What’s even more interesting to me is how Matchmakers can use technology to grow their databases and attract new clients and also help the clients they have more effectively as there are more people in the system, creating more matches.
When Tania Stadnik at Hop Skip B2B marketing who is also the current AMA Toronto President invited Deb Lewis and I to attend the Connect, Learn, Grow series’ November 15th 2016 panel discussion entitled The Future Today: How Marketers Can Leverage Emerging Technologies we both eagerly agreed and you can read Deb’s post about the future of marketing on her blog.

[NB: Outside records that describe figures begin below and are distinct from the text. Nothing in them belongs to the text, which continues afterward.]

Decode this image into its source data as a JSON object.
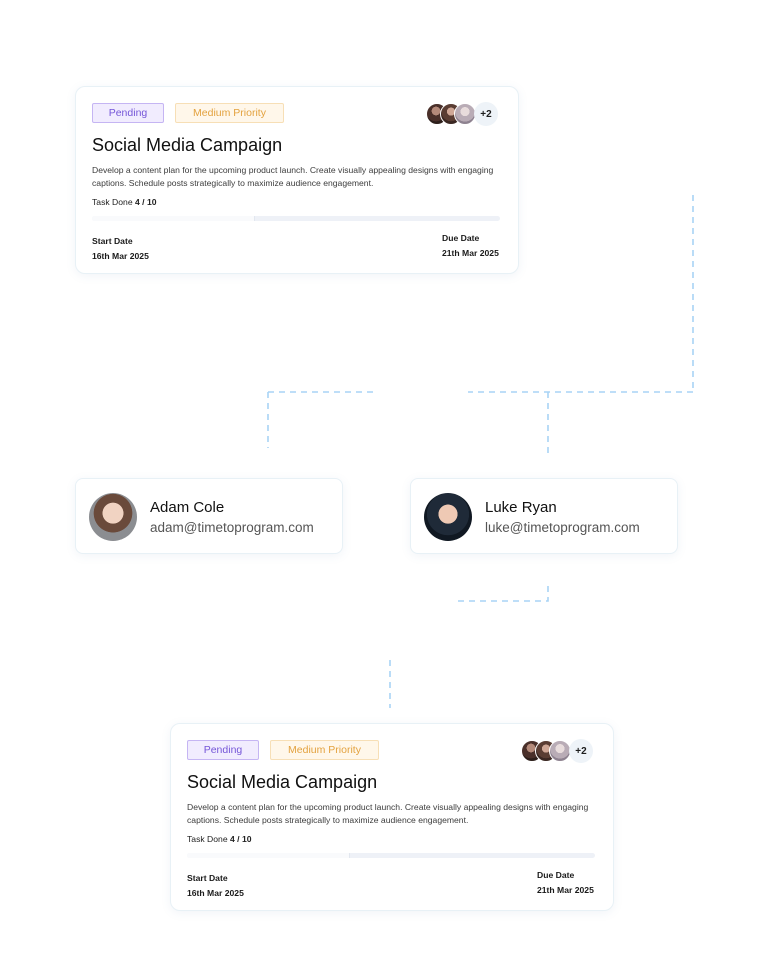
{
  "task_cards": [
    {
      "status": "Pending",
      "priority": "Medium Priority",
      "extra_members": "+2",
      "title": "Social Media Campaign",
      "description": "Develop a content plan for the upcoming product launch. Create visually appealing designs with engaging captions. Schedule posts strategically to maximize audience engagement.",
      "task_done_label": "Task Done",
      "task_done_value": "4 / 10",
      "progress": 0.4,
      "start_label": "Start Date",
      "start_value": "16th Mar 2025",
      "due_label": "Due Date",
      "due_value": "21th Mar 2025"
    },
    {
      "status": "Pending",
      "priority": "Medium Priority",
      "extra_members": "+2",
      "title": "Social Media Campaign",
      "description": "Develop a content plan for the upcoming product launch. Create visually appealing designs with engaging captions. Schedule posts strategically to maximize audience engagement.",
      "task_done_label": "Task Done",
      "task_done_value": "4 / 10",
      "progress": 0.4,
      "start_label": "Start Date",
      "start_value": "16th Mar 2025",
      "due_label": "Due Date",
      "due_value": "21th Mar 2025"
    }
  ],
  "users": [
    {
      "name": "Adam Cole",
      "email": "adam@timetoprogram.com"
    },
    {
      "name": "Luke Ryan",
      "email": "luke@timetoprogram.com"
    }
  ],
  "colors": {
    "connector": "#a8d4f5",
    "status_text": "#7556d8",
    "priority_text": "#e3a23f"
  }
}
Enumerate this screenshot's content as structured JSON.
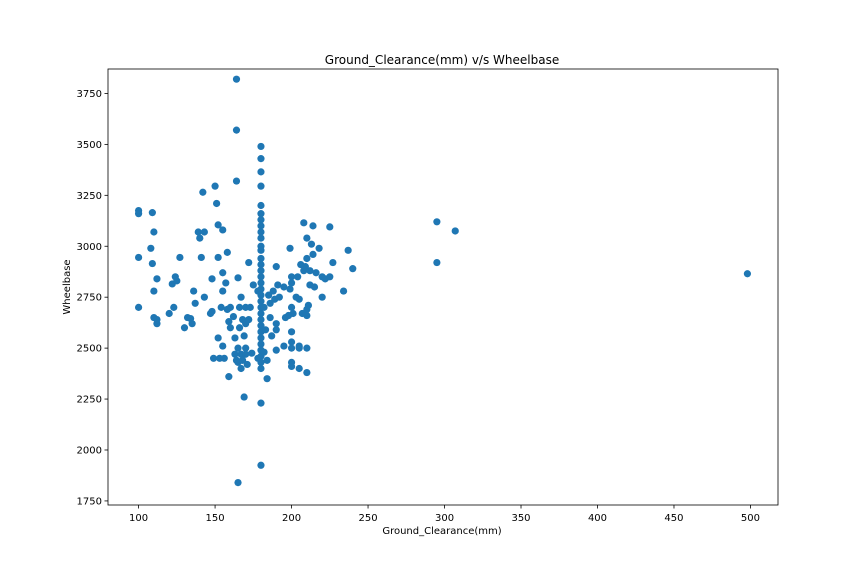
{
  "chart_data": {
    "type": "scatter",
    "title": "Ground_Clearance(mm) v/s Wheelbase",
    "xlabel": "Ground_Clearance(mm)",
    "ylabel": "Wheelbase",
    "xlim": [
      80,
      518
    ],
    "ylim": [
      1730,
      3870
    ],
    "xticks": [
      100,
      150,
      200,
      250,
      300,
      350,
      400,
      450,
      500
    ],
    "yticks": [
      1750,
      2000,
      2250,
      2500,
      2750,
      3000,
      3250,
      3500,
      3750
    ],
    "grid": false,
    "marker_color": "#1f77b4",
    "series": [
      {
        "points": [
          [
            100,
            3175
          ],
          [
            100,
            3160
          ],
          [
            100,
            2945
          ],
          [
            100,
            2700
          ],
          [
            108,
            2990
          ],
          [
            109,
            3165
          ],
          [
            109,
            2915
          ],
          [
            110,
            3070
          ],
          [
            110,
            2780
          ],
          [
            110,
            2650
          ],
          [
            112,
            2840
          ],
          [
            112,
            2620
          ],
          [
            112,
            2640
          ],
          [
            120,
            2670
          ],
          [
            122,
            2815
          ],
          [
            123,
            2700
          ],
          [
            124,
            2850
          ],
          [
            125,
            2830
          ],
          [
            127,
            2945
          ],
          [
            130,
            2600
          ],
          [
            132,
            2650
          ],
          [
            134,
            2645
          ],
          [
            135,
            2620
          ],
          [
            136,
            2780
          ],
          [
            137,
            2720
          ],
          [
            139,
            3070
          ],
          [
            140,
            3040
          ],
          [
            141,
            2945
          ],
          [
            142,
            3265
          ],
          [
            143,
            2750
          ],
          [
            143,
            3070
          ],
          [
            147,
            2670
          ],
          [
            148,
            2840
          ],
          [
            148,
            2680
          ],
          [
            149,
            2450
          ],
          [
            150,
            3295
          ],
          [
            151,
            3210
          ],
          [
            152,
            2550
          ],
          [
            152,
            3105
          ],
          [
            152,
            2945
          ],
          [
            153,
            2450
          ],
          [
            154,
            2700
          ],
          [
            155,
            2510
          ],
          [
            155,
            3080
          ],
          [
            155,
            2780
          ],
          [
            155,
            2870
          ],
          [
            156,
            2450
          ],
          [
            157,
            2820
          ],
          [
            158,
            2970
          ],
          [
            158,
            2690
          ],
          [
            159,
            2630
          ],
          [
            159,
            2360
          ],
          [
            160,
            2600
          ],
          [
            160,
            2700
          ],
          [
            162,
            2655
          ],
          [
            163,
            2550
          ],
          [
            163,
            2470
          ],
          [
            164,
            3570
          ],
          [
            164,
            3320
          ],
          [
            164,
            2440
          ],
          [
            164,
            3820
          ],
          [
            165,
            1840
          ],
          [
            165,
            2845
          ],
          [
            165,
            2500
          ],
          [
            165,
            2430
          ],
          [
            166,
            2700
          ],
          [
            166,
            2600
          ],
          [
            167,
            2750
          ],
          [
            167,
            2470
          ],
          [
            167,
            2400
          ],
          [
            168,
            2440
          ],
          [
            168,
            2640
          ],
          [
            169,
            2260
          ],
          [
            169,
            2560
          ],
          [
            170,
            2700
          ],
          [
            170,
            2620
          ],
          [
            170,
            2500
          ],
          [
            170,
            2470
          ],
          [
            171,
            2420
          ],
          [
            172,
            2920
          ],
          [
            172,
            2640
          ],
          [
            173,
            2700
          ],
          [
            174,
            2475
          ],
          [
            175,
            2810
          ],
          [
            178,
            2780
          ],
          [
            178,
            2450
          ],
          [
            180,
            3490
          ],
          [
            180,
            3430
          ],
          [
            180,
            3365
          ],
          [
            180,
            3295
          ],
          [
            180,
            3200
          ],
          [
            180,
            3160
          ],
          [
            180,
            3130
          ],
          [
            180,
            3100
          ],
          [
            180,
            3070
          ],
          [
            180,
            3040
          ],
          [
            180,
            3000
          ],
          [
            180,
            2980
          ],
          [
            180,
            2940
          ],
          [
            180,
            2910
          ],
          [
            180,
            2880
          ],
          [
            180,
            2850
          ],
          [
            180,
            2820
          ],
          [
            180,
            2790
          ],
          [
            180,
            2760
          ],
          [
            180,
            2730
          ],
          [
            180,
            2700
          ],
          [
            180,
            2670
          ],
          [
            180,
            2640
          ],
          [
            180,
            2610
          ],
          [
            180,
            2580
          ],
          [
            180,
            2550
          ],
          [
            180,
            2520
          ],
          [
            180,
            2490
          ],
          [
            180,
            2460
          ],
          [
            180,
            2430
          ],
          [
            180,
            2400
          ],
          [
            180,
            2230
          ],
          [
            180,
            1925
          ],
          [
            182,
            2700
          ],
          [
            182,
            2480
          ],
          [
            183,
            2590
          ],
          [
            184,
            2440
          ],
          [
            184,
            2350
          ],
          [
            185,
            2760
          ],
          [
            186,
            2650
          ],
          [
            186,
            2720
          ],
          [
            187,
            2560
          ],
          [
            188,
            2780
          ],
          [
            189,
            2740
          ],
          [
            190,
            2490
          ],
          [
            190,
            2620
          ],
          [
            190,
            2590
          ],
          [
            190,
            2900
          ],
          [
            191,
            2810
          ],
          [
            192,
            2750
          ],
          [
            195,
            2800
          ],
          [
            195,
            2510
          ],
          [
            196,
            2650
          ],
          [
            198,
            2660
          ],
          [
            199,
            2990
          ],
          [
            199,
            2790
          ],
          [
            200,
            2850
          ],
          [
            200,
            2700
          ],
          [
            200,
            2580
          ],
          [
            200,
            2530
          ],
          [
            200,
            2500
          ],
          [
            200,
            2430
          ],
          [
            200,
            2410
          ],
          [
            200,
            2820
          ],
          [
            201,
            2670
          ],
          [
            203,
            2750
          ],
          [
            204,
            2850
          ],
          [
            205,
            2400
          ],
          [
            205,
            2740
          ],
          [
            205,
            2510
          ],
          [
            205,
            2500
          ],
          [
            206,
            2910
          ],
          [
            207,
            2670
          ],
          [
            208,
            3115
          ],
          [
            208,
            2880
          ],
          [
            209,
            2900
          ],
          [
            210,
            3040
          ],
          [
            210,
            2940
          ],
          [
            210,
            2690
          ],
          [
            210,
            2660
          ],
          [
            210,
            2500
          ],
          [
            210,
            2380
          ],
          [
            211,
            2710
          ],
          [
            212,
            2880
          ],
          [
            212,
            2810
          ],
          [
            213,
            3010
          ],
          [
            214,
            2960
          ],
          [
            214,
            3100
          ],
          [
            215,
            2800
          ],
          [
            216,
            2870
          ],
          [
            218,
            2990
          ],
          [
            220,
            2850
          ],
          [
            220,
            2750
          ],
          [
            222,
            2840
          ],
          [
            225,
            3095
          ],
          [
            225,
            2850
          ],
          [
            227,
            2920
          ],
          [
            234,
            2780
          ],
          [
            237,
            2980
          ],
          [
            240,
            2890
          ],
          [
            295,
            3120
          ],
          [
            295,
            2920
          ],
          [
            307,
            3075
          ],
          [
            498,
            2865
          ]
        ]
      }
    ]
  }
}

A Forty Minute Look at the Future of Marketing
Behind that mysterious pink door on Adelaide, down a short set of steps and into lobby meeting space of Jackman Reinvents at 345 Adelaide St W, Deb Lewis and I met app developers, programmers, the associate dean of Humber College and marketing execs from some of the biggest ad agencies in the city. The big table where I bet most of the staff of this digital agency eat lunch was instead set with catering by Terrys
There were a pile of bloggers there too. Here’s Raymi Toronto with Karen Nussbaum from Storia PR, and also Wedding Girl was there and Charles Moffit and
Rob Campbell was running around taking pictures for an article he wrote in the Toronto Guardian: Technologists Predict Future of Marketing which was kind of misleading actually as that’s not really what the talk was about…

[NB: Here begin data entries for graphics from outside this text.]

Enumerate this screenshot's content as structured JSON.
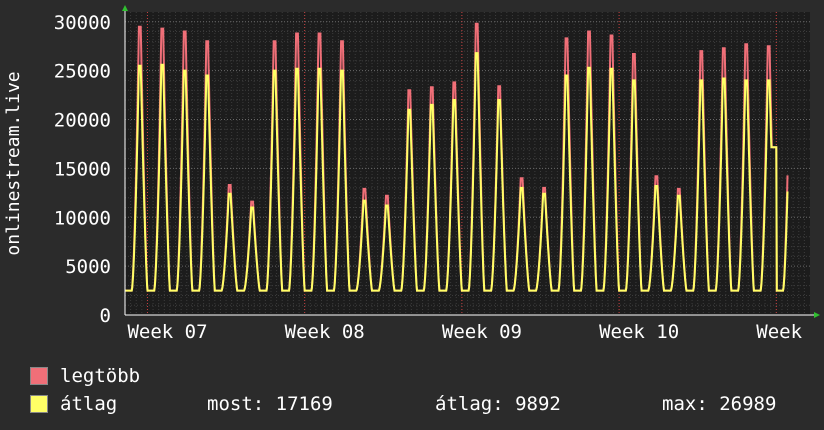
{
  "chart_data": {
    "type": "area",
    "ylabel": "onlinestream.live",
    "y_ticks": [
      0,
      5000,
      10000,
      15000,
      20000,
      25000,
      30000
    ],
    "ylim": [
      0,
      31000
    ],
    "x_ticks": [
      "Week 07",
      "Week 08",
      "Week 09",
      "Week 10",
      "Week"
    ],
    "x_tick_days": [
      1,
      8,
      15,
      22,
      29
    ],
    "xlim": [
      0,
      30.5
    ],
    "grid": true,
    "colors": {
      "background": "#2b2b2b",
      "plot": "#1c1c1c",
      "grid": "#5a5a5a",
      "legtobb": "#f06f78",
      "atlag": "#ffff66"
    },
    "series": [
      {
        "name": "legtöbb",
        "color": "#f06f78",
        "daily_peaks": [
          29500,
          29300,
          29000,
          28000,
          13300,
          11600,
          28000,
          28800,
          28800,
          28000,
          12900,
          12200,
          23000,
          23300,
          23800,
          29800,
          23400,
          14000,
          13000,
          28300,
          29000,
          28600,
          26700,
          14200,
          12900,
          27000,
          27300,
          27700,
          27500
        ]
      },
      {
        "name": "átlag",
        "color": "#ffff66",
        "daily_peaks": [
          25500,
          25600,
          25000,
          24500,
          12400,
          11000,
          25000,
          25200,
          25200,
          25000,
          11700,
          11200,
          21000,
          21500,
          22000,
          26800,
          22000,
          13000,
          12400,
          24500,
          25300,
          25200,
          24000,
          13200,
          12200,
          24000,
          24200,
          24000,
          24000
        ]
      }
    ],
    "daily_low": 2500,
    "end_value": 17169
  },
  "legend": {
    "items": [
      {
        "label": "legtöbb",
        "color": "#f06f78"
      },
      {
        "label": "átlag",
        "color": "#ffff66"
      }
    ],
    "stats": {
      "now": "most: 17169",
      "avg": "átlag: 9892",
      "max": "max: 26989"
    }
  }
}
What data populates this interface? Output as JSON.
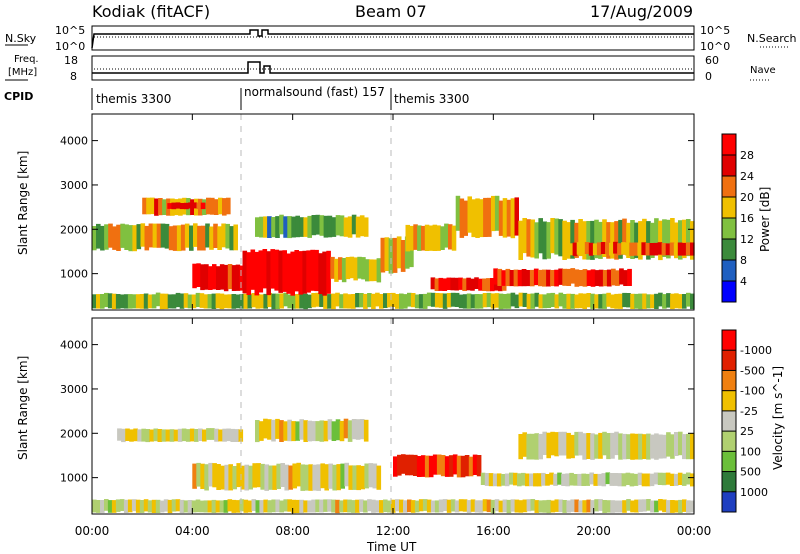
{
  "header": {
    "station": "Kodiak (fitACF)",
    "beam": "Beam 07",
    "date": "17/Aug/2009"
  },
  "strip": {
    "nsky_label": "N.Sky",
    "nsky_ticks": [
      "10^5",
      "10^0"
    ],
    "nsearch_label": "N.Search",
    "nsearch_ticks": [
      "10^5",
      "10^0"
    ],
    "freq_label_1": "Freq.",
    "freq_label_2": "[MHz]",
    "freq_ticks": [
      "18",
      "8"
    ],
    "nave_label": "Nave",
    "nave_ticks": [
      "60",
      "0"
    ],
    "cpid_label": "CPID",
    "cpid_segments": [
      {
        "label": "themis 3300",
        "start_h": 0
      },
      {
        "label": "normalsound (fast) 157",
        "start_h": 6
      },
      {
        "label": "themis 3300",
        "start_h": 12
      }
    ]
  },
  "chart_data": [
    {
      "type": "heatmap",
      "title": "",
      "ylabel": "Slant Range [km]",
      "xlabel": "",
      "xlim_h": [
        0,
        24
      ],
      "ylim_km": [
        180,
        4600
      ],
      "yticks": [
        1000,
        2000,
        3000,
        4000
      ],
      "colorbar_label": "Power [dB]",
      "colorbar_ticks": [
        "4",
        "8",
        "12",
        "16",
        "20",
        "24",
        "28"
      ],
      "colorbar_colors": [
        "#0000ff",
        "#1f5fc0",
        "#3b8a3b",
        "#80c040",
        "#f0c000",
        "#f07010",
        "#e00000",
        "#ff0000"
      ],
      "regions": [
        {
          "t0": 0.0,
          "t1": 24.0,
          "r0": 200,
          "r1": 550,
          "level": 0.45
        },
        {
          "t0": 0.0,
          "t1": 5.8,
          "r0": 1500,
          "r1": 2100,
          "level": 0.5
        },
        {
          "t0": 2.0,
          "t1": 5.5,
          "r0": 2300,
          "r1": 2700,
          "level": 0.6
        },
        {
          "t0": 3.0,
          "t1": 4.5,
          "r0": 2450,
          "r1": 2600,
          "level": 0.9
        },
        {
          "t0": 4.0,
          "t1": 6.2,
          "r0": 600,
          "r1": 1200,
          "level": 0.9
        },
        {
          "t0": 6.0,
          "t1": 9.5,
          "r0": 500,
          "r1": 1500,
          "level": 0.95
        },
        {
          "t0": 9.5,
          "t1": 11.5,
          "r0": 800,
          "r1": 1350,
          "level": 0.55
        },
        {
          "t0": 6.5,
          "t1": 11.0,
          "r0": 1800,
          "r1": 2300,
          "level": 0.4
        },
        {
          "t0": 11.5,
          "t1": 12.8,
          "r0": 1000,
          "r1": 1800,
          "level": 0.5
        },
        {
          "t0": 12.5,
          "t1": 14.5,
          "r0": 1500,
          "r1": 2100,
          "level": 0.55
        },
        {
          "t0": 13.5,
          "t1": 16.5,
          "r0": 600,
          "r1": 900,
          "level": 0.8
        },
        {
          "t0": 14.5,
          "t1": 17.0,
          "r0": 1800,
          "r1": 2700,
          "level": 0.6
        },
        {
          "t0": 16.0,
          "t1": 21.5,
          "r0": 700,
          "r1": 1100,
          "level": 0.8
        },
        {
          "t0": 17.0,
          "t1": 24.0,
          "r0": 1300,
          "r1": 2200,
          "level": 0.5
        },
        {
          "t0": 19.0,
          "t1": 24.0,
          "r0": 1400,
          "r1": 1700,
          "level": 0.7
        }
      ]
    },
    {
      "type": "heatmap",
      "title": "",
      "ylabel": "Slant Range [km]",
      "xlabel": "Time UT",
      "xlim_h": [
        0,
        24
      ],
      "ylim_km": [
        180,
        4600
      ],
      "yticks": [
        1000,
        2000,
        3000,
        4000
      ],
      "xticks": [
        "00:00",
        "04:00",
        "08:00",
        "12:00",
        "16:00",
        "20:00",
        "00:00"
      ],
      "colorbar_label": "Velocity [m s^-1]",
      "colorbar_ticks": [
        "1000",
        "500",
        "100",
        "25",
        "-25",
        "-100",
        "-500",
        "-1000"
      ],
      "colorbar_colors": [
        "#1f3fc0",
        "#2e7a3a",
        "#6bbf3a",
        "#b0d070",
        "#c8c8c0",
        "#f0c000",
        "#f08010",
        "#e02000",
        "#ff0000"
      ],
      "regions": [
        {
          "t0": 0.0,
          "t1": 24.0,
          "r0": 200,
          "r1": 500,
          "level": 0.5
        },
        {
          "t0": 1.0,
          "t1": 6.0,
          "r0": 1800,
          "r1": 2100,
          "level": 0.5
        },
        {
          "t0": 4.0,
          "t1": 11.5,
          "r0": 700,
          "r1": 1300,
          "level": 0.5
        },
        {
          "t0": 6.5,
          "t1": 11.0,
          "r0": 1800,
          "r1": 2300,
          "level": 0.5
        },
        {
          "t0": 12.0,
          "t1": 15.5,
          "r0": 1000,
          "r1": 1500,
          "level": 0.85
        },
        {
          "t0": 15.5,
          "t1": 24.0,
          "r0": 800,
          "r1": 1100,
          "level": 0.5
        },
        {
          "t0": 17.0,
          "t1": 24.0,
          "r0": 1400,
          "r1": 2000,
          "level": 0.5
        }
      ]
    }
  ]
}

The talk was more about how to adopt new technology into an existing business without blowing the budget or turning off consumers who were already happy with the way things were before you starting innovating. I mentioned the word ‘Bumble’ and the panel laughed – they knew I was a Matchmaker. Technology dominates my business niche and people get sick of things faster than they adopt new fads. I have seen this happen with plenty of online dating sites – they get upgraded and try to charge money and ultimately fail because nobody cares and there a free sites ahoy.
When Adam Green was talking about Google Wave I had another chuckle remembering that service. He described how when the accountants at Google decided to stop the service, which was underutilized and bleeding money, he was flooded with phone calls and emails from the few passionate users that had adopted the program and organized key business practices around the tool. Google Wave was great for collaborations and project management etc. I remember Google Wave, and I even remember when the guy who first showed it to me – no names (you know who you are), boasted that ‘this is going to change the way people use email’, and it didn’t. Sorry bud.
That same guy also predicted that mobile apps were going to change my life and I guess he was right about that. Still, on the subject of adoption Zahra Rajani from Jackman Reinvents reminded us that most people only use five or six mobile apps on their phone. Its hard to get them to change apps for any reason, and apparently the average user try-out test, someone just using an app for the first time, is less than a minute… So I was pretty discouraged by this, and I don’t think Shanny in the City is going to be releasing a mobile dating app anytime soon.
The moderator, Mark Vechiarriari summarized a lot of the information at the end and I wrote down that the best way to approach new technology is to use it in some way to turn a problem into an advantage. The best applications are when smart business women leverage new technology to make better experiences at events and on their websites and add value to their services.